May 18, 2006
2006 Year-to-date, digital tracks (including digital singles and digital
albums converted to tracks at a 10:1 ratio) are up 98% over the
same 18 week period in 2005. However, the weekly trend lines are
significantly different year-over-year. In 2005 (see Exhibit A),
digital track figures increased significantly throughout the first
18 weeks of the year, with tracks continuing to improve throughout
the rest of the year (see Exhibit B which goes thru calendar Q3).
Exhibit A
Exhibit B
In 2006, despite the aggregate year-to-date strength in digital
tracks, weekly performance continues to decline, with every week
during the second quarter below the year-to-date average.

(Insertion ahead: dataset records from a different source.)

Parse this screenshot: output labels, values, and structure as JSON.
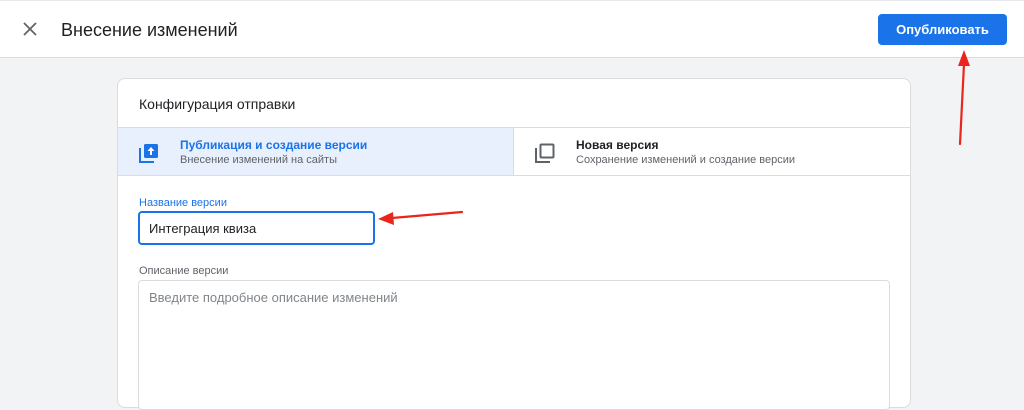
{
  "header": {
    "title": "Внесение изменений",
    "close_icon": "close-icon",
    "publish_label": "Опубликовать"
  },
  "card": {
    "title": "Конфигурация отправки",
    "tabs": [
      {
        "title": "Публикация и создание версии",
        "subtitle": "Внесение изменений на сайты",
        "icon": "publish-upload-icon",
        "selected": true
      },
      {
        "title": "Новая версия",
        "subtitle": "Сохранение изменений и создание версии",
        "icon": "copy-version-icon",
        "selected": false
      }
    ],
    "version_name": {
      "label": "Название версии",
      "value": "Интеграция квиза"
    },
    "version_description": {
      "label": "Описание версии",
      "placeholder": "Введите подробное описание изменений",
      "value": ""
    }
  },
  "colors": {
    "accent": "#1a73e8",
    "annotation_arrow": "#e8261c",
    "selected_tab_bg": "#e8f0fe"
  }
}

• During calendar Q2/Q3 2005, there was concern that digital
track growth was flattening out, albeit Q4 2005 showed a
dramatic acceleration that continued through Q1 ’06.
• Fresh trends show that digital tracks will actually be
down sequentially in Q2 ’06 (over the past 9 quarters since
digital began, growth has never been less than 8% sequentially).
While new revenue streams that are not included in the digital
track figure (OTA downloads, streaming music videos,
ringtones, etc..) are offsetting the track slowdown, with
physical sales down 5.4% year-to-date, the music industry
needs as much growth as possible in digital tracks to achieve
a flat-to-up 2006 (currently up 2.0%).
While seasonality is certainly part of the reason behind the current
slowdown, we believe the weak 2006 trendline increases the
likelihood that EMI will make another attempt to acquire WMG.